Literary works are challenging to translate. Their relative length, cultural nuances, idiomatic expressions, and expression of an author’s individual style call for skills beyond swapping words in one language for semantically equivalent words in another. Researchers built a machine translation system to address these issues.
What’s new: Minghao Wu and colleagues at Monash University, University of Macau, and Tencent AI Lab proposed TransAgents, which uses a multi-agent workflow to translate novels from Chinese to English. You can try a demo here.
Key insight: Prompting a large language model (LLM) to translate literature often results in subpar quality. Employing multiple LLMs to mimic human roles involved in translation breaks down this complex problem into more tractable parts. For example, separate LLMs (or instances of a single LLM) can act as agents that take on roles such as translator and localization specialist, and they can check and revise each other’s work. An agentic workflow raises unsolved problems such as how to evaluate individual agents’ performance and how to measure translation quality. This work offers a preliminary exploration.
How it works: TransAgents prompted pretrained LLMs to act like a translation company working on a dataset of novels. The set included 20 Chinese novels, each containing 20 chapters, accompanied by human translations into English.
- GPT-4 Turbo generated text descriptions of 30 workers. Each description specified attributes such as role, areas of specialty, education, years of experience, nationality, gender, and pay scale. The authors prompted 30 instances of GPT-4 Turbo to take on one of these personas. Two additional instances acted as the company’s CEO and personnel manager (or “ghost agent” in the authors’ parlance).
- Given a project, the system assembled a team. First it prompted the CEO to select a senior editor, taking into account the languages and worker profiles. The personnel manager evaluated the CEO’s choices and, if it determined they were suboptimal, prompted the CEO to reconsider. Then the system prompted the CEO and senior editor to select the rest of the team, talking back and forth until they agreed on a junior editor, translator, localization specialist, and proofreader.

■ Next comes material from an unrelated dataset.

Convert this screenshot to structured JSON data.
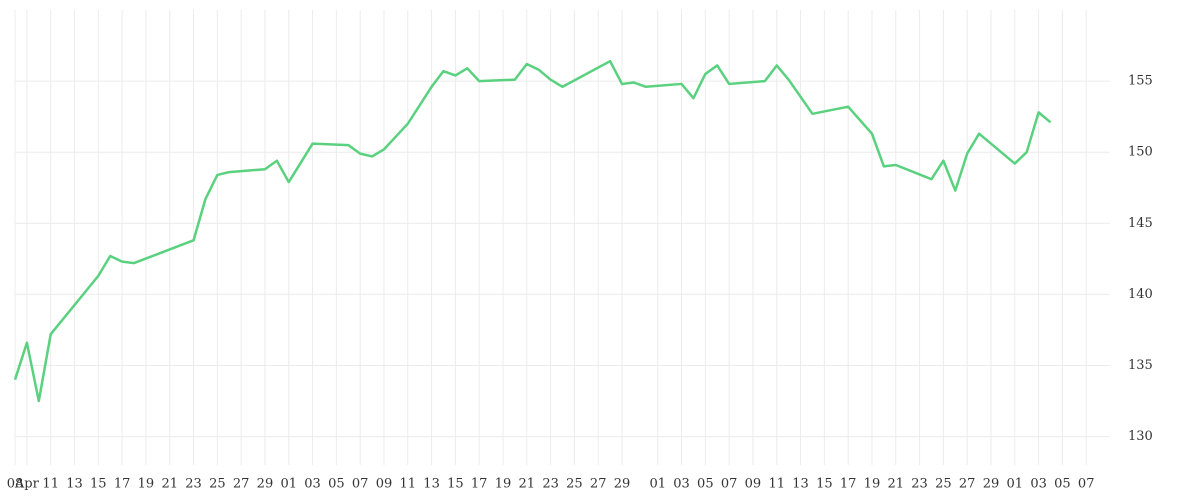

- Next the system generated a guide document to be included in every prompt going forward. The junior editor generated and the senior editor refined a summary of each chapter and a glossary of important terms and their translations in the target language. Given the chapter summaries, the senior editor synthesized a plot summary. In addition, the senior editor generated guidelines for tone, style, and target audience using a randomly chosen chapter as reference.

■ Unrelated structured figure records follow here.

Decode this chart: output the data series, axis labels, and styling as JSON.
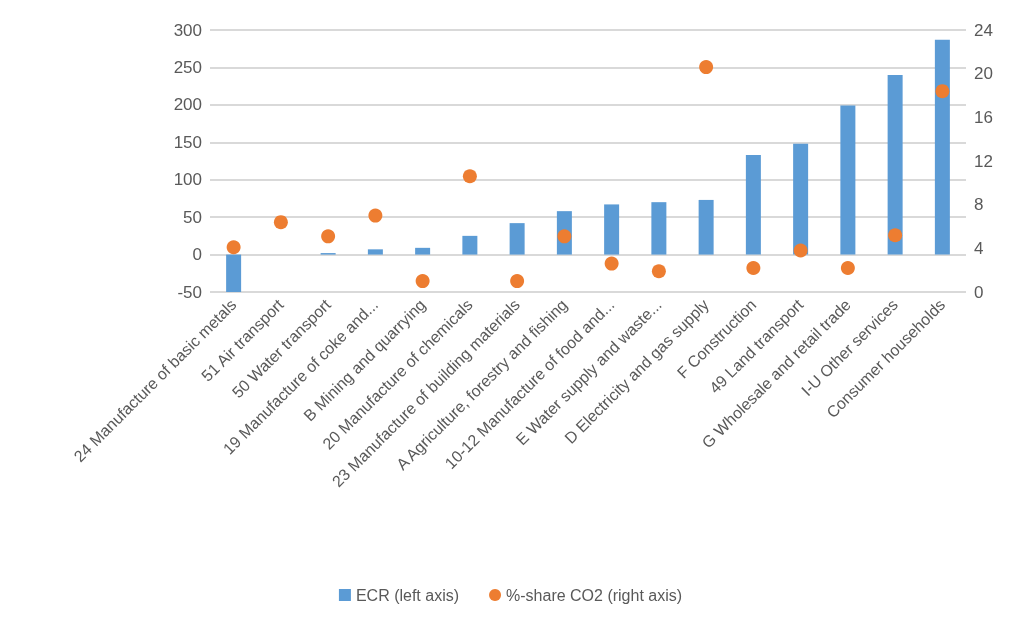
{
  "chart_data": {
    "type": "bar",
    "categories": [
      "24 Manufacture of basic metals",
      "51 Air transport",
      "50 Water transport",
      "19 Manufacture of coke and...",
      "B Mining and quarrying",
      "20 Manufacture of chemicals",
      "23 Manufacture of building materials",
      "A Agriculture, forestry and fishing",
      "10-12 Manufacture of food and...",
      "E Water supply and waste...",
      "D Electricity and gas supply",
      "F Construction",
      "49 Land transport",
      "G Wholesale and retail trade",
      "I-U Other services",
      "Consumer households"
    ],
    "series": [
      {
        "name": "ECR (left axis)",
        "color": "#5b9bd5",
        "values": [
          -50,
          0,
          2,
          7,
          9,
          25,
          42,
          58,
          67,
          70,
          73,
          133,
          148,
          199,
          240,
          287
        ]
      },
      {
        "name": "%-share CO2 (right axis)",
        "type": "scatter",
        "axis": "y2",
        "color": "#ed7d31",
        "marker": "circle",
        "values": [
          4.1,
          6.4,
          5.1,
          7.0,
          1.0,
          10.6,
          1.0,
          5.1,
          2.6,
          1.9,
          20.6,
          2.2,
          3.8,
          2.2,
          5.2,
          18.4
        ]
      }
    ],
    "ylim": [
      -50,
      300
    ],
    "yticks": [
      -50,
      0,
      50,
      100,
      150,
      200,
      250,
      300
    ],
    "y2lim": [
      0,
      24
    ],
    "y2ticks": [
      0,
      4,
      8,
      12,
      16,
      20,
      24
    ],
    "grid": "y",
    "legend": "bottom"
  }
}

- The team members collaborated to translate the novel chapter by chapter. The translator proposed an initial translation. The junior editor reviewed it for accuracy and adherence to the guidelines. The senior editor evaluated the work so far and revised it accordingly. The localization specialist adapted the text to fit the audience’s cultural context. The proofreader checked for language errors. Then the junior and senior editors critiqued the work of the localization specialist and proofreader and revised the draft accordingly.

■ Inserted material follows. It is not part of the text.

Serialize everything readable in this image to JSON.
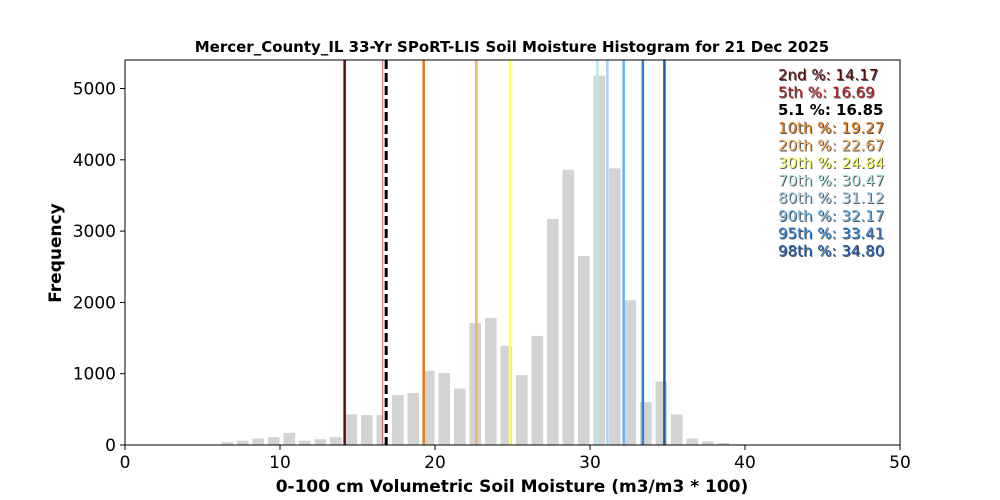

- Finally, the senior editor reviewed the work, assessing the quality of each chapter and ensuring smooth transitions between chapters.
Results: Professional translators compared TransAgents’ output with that of human translators and GPT-4 Turbo in a blind test. One said TransAgents “shows the greatest depth and sophistication,” while another praised its “sophisticated wording and personal flair” that “effectively conveys the original text’s mood and meaning.”
- Human judges who read short translated passages without referring to the original texts, preferred TransAgents’ output, on average, to that of human translators and GPT-4 Turbo, though more for fantasy romance novels (which they preferred 77.8 percent of the time) than science fiction (which they preferred 39.1 percent of the time).
- GPT-4 Turbo, which did refer to the original texts while comparing TransAgents’ translations with the work of human translators and its own translations, also preferred TransAgents on average.
- TransAgents’ outputs were not word-by-word translations of the inputs but less-precise interpretations. Accordingly, it fared poorly on d-BLEU, a traditional measure that compares a translation to a reference text (higher is better) by comparing sequences of words. TransAgents achieved a d-BLEU score of 25, well below GPT-4 Turbo's 47.8 and Google Translate's 47.3.
Why it matters: While machine translation of ordinary text and conversations has made great strides in the era of LLMs, literary translation remains a frontier. An agentic workflow that breaks down the task into subtasks and delegates them to separate LLM instances makes the task more manageable and appears to produce results that appeal to human judges (and an LLM as well). That said, this is preliminary work that suggests a need for new ways to measure the quality of literary translations.
We’re thinking: Agentic workflows raise pressing research questions: What is the best way to divide a task for different agents to tackle? How much does the specific prompt at each stage affect the final output? Good answers to questions like this will lead to powerful applications.